Fred Vasconcelos participou de um chat no UOL sobre a cobertura das operações da PF, dos quais se extraem os seguintes destaques:
"Essas operações começaram antes do governo Lula. O Brasil firmou compromissos em fóruns internacionais para combater o crime organizado. Essas operações fazem parte desse esforço, que requer instrumentos como a interceptação telefônica, a delação premiada. Tudo sob controle da Justiça, com acompanhamento devido do Ministério Público Federal."
"O que ocorre, a meu ver, é que a prisão temporária é vista como uma espécie de punição. Ela é feita quando há indícios de que o investigado pode vir a eliminar provas ou intimidar testemunhas. Mas se não ficam caracterizadas essas circunstâncias, ou se o investigado já respondeu, é natural que ele seja solto. O problema, a meu ver, é a impunidade mais adiante. E, para isso, contribui muito, a meu ver, o foro privilegiado. Em suma, a polícia não prende a a Justiça solta. É a justiça que manda prender e manda soltar."

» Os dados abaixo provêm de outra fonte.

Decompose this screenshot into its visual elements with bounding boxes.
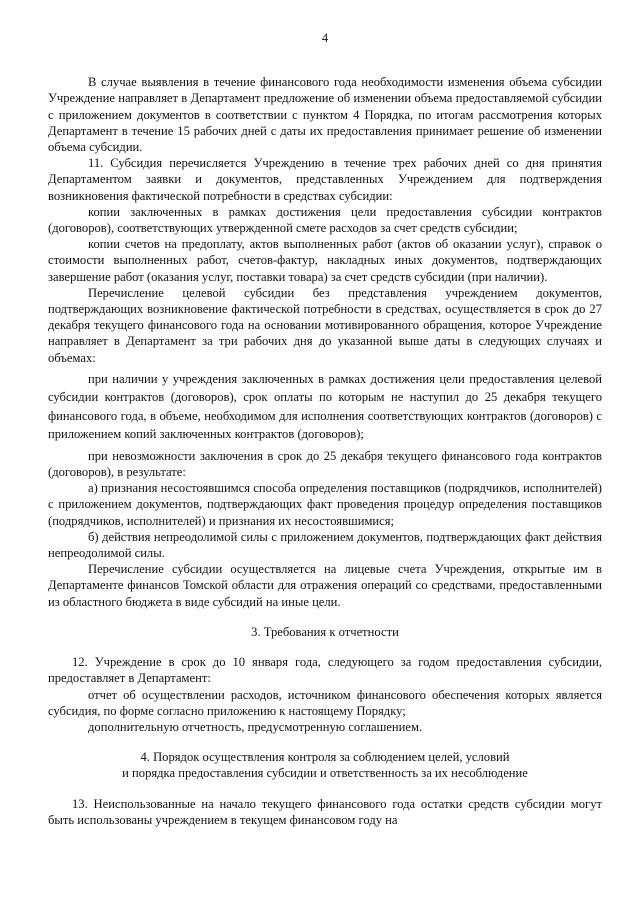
paragraph-transfer-without-docs: Перечисление целевой субсидии без представления учреждением документов, подтверждающих возникновение фактической потребности в средствах, осуществляется в срок до 27 декабря текущего финансового года на основании мотивированного обращения, которое Учреждение направляет в Департамент за три рабочих дня до указанной выше даты в следующих случаях и объемах: [48, 285, 602, 365]
section-4-title [48, 749, 602, 781]
paragraph-case-a: а) признания несостоявшимся способа определения поставщиков (подрядчиков, исполнителей) с приложением документов, подтверждающих факт проведения процедур определения поставщиков (подрядчиков, исполнителей) и признания их несостоявшимися; [48, 481, 602, 528]
page-number: 4 [321, 31, 329, 45]
paragraph-additional-report: дополнительную отчетность, предусмотренную соглашением. [88, 719, 423, 734]
section-3-title: 3. Требования к отчетности [251, 624, 399, 639]
paragraph-case-b: б) действия непреодолимой силы с приложением документов, подтверждающих факт действия непреодолимой силы. [48, 529, 602, 561]
paragraph-expense-report: отчет об осуществлении расходов, источником финансового обеспечения которых является субсидия, по форме согласно приложению к настоящему Порядку; [48, 687, 602, 718]
paragraph-contract-copies: копии заключенных в рамках достижения цели предоставления субсидии контрактов (договоров), соответствующих утвержденной смете расходов за счет средств субсидии; [48, 204, 602, 236]
paragraph-subsidy-change: В случае выявления в течение финансового года необходимости изменения объема субсидии Учреждение направляет в Департамент предложение об изменении объема предоставляемой субсидии с приложением документов в соответствии с пунктом 4 Порядка, по итогам рассмотрения которых Департамент в течение 15 рабочих дней с даты их предоставления принимает решение об изменении объема субсидии. [48, 75, 602, 155]
paragraph-12: 12. Учреждение в срок до 10 января года, следующего за годом предоставления субсидии, предоставляет в Департамент: [48, 655, 602, 686]
paragraph-accounts: Перечисление субсидии осуществляется на лицевые счета Учреждения, открытые им в Департаменте финансов Томской области для отражения операций со средствами, предоставленными из областного бюджета в виде субсидий на иные цели. [48, 562, 602, 609]
paragraph-contracts-case: при наличии у учреждения заключенных в рамках достижения цели предоставления целевой субсидии контрактов (договоров), срок оплаты по которым не наступил до 25 декабря текущего финансового года, в объеме, необходимом для исполнения соответствующих контрактов (договоров) с приложением копий заключенных контрактов (договоров); [48, 371, 602, 442]
section-4-title-line-2: и порядка предоставления субсидии и ответственность за их несоблюдение [122, 766, 528, 781]
paragraph-impossibility: при невозможности заключения в срок до 25 декабря текущего финансового года контрактов (договоров), в результате: [48, 448, 602, 480]
paragraph-13: 13. Неиспользованные на начало текущего финансового года остатки средств субсидии могут быть использованы учреждением в текущем финансовом году на [48, 796, 602, 827]
paragraph-invoice-copies: копии счетов на предоплату, актов выполненных работ (актов об оказании услуг), справок о стоимости выполненных работ, счетов-фактур, накладных иных документов, подтверждающих завершение работ (оказания услуг, поставки товара) за счет средств субсидии (при наличии). [48, 237, 602, 284]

"A Polícia Federal possui uma estrutura bem montada de mídia. Acredito que chega a "pautar" a imprensa. A imprensa deve, sim, tentar levar ao leitor outros lados dessa instituição. Há procuradores que se queixam da demora para cumprimento de mandados de prisão que não geram manchetes e holofotes. Mas, repito, isso tudo não tira o mérito dessas operações."
"É importante sempre lembrar que todas as operações são feitas a partir de autorização de um juiz. A democracia só tem a ganhar com o combate ao crime organizado que, inclusive, se ramifica inclusive no Judiciário. É saudável, a meu ver, que juízes autorizem, inclusive, a investigação de magistrados muito suspeitos."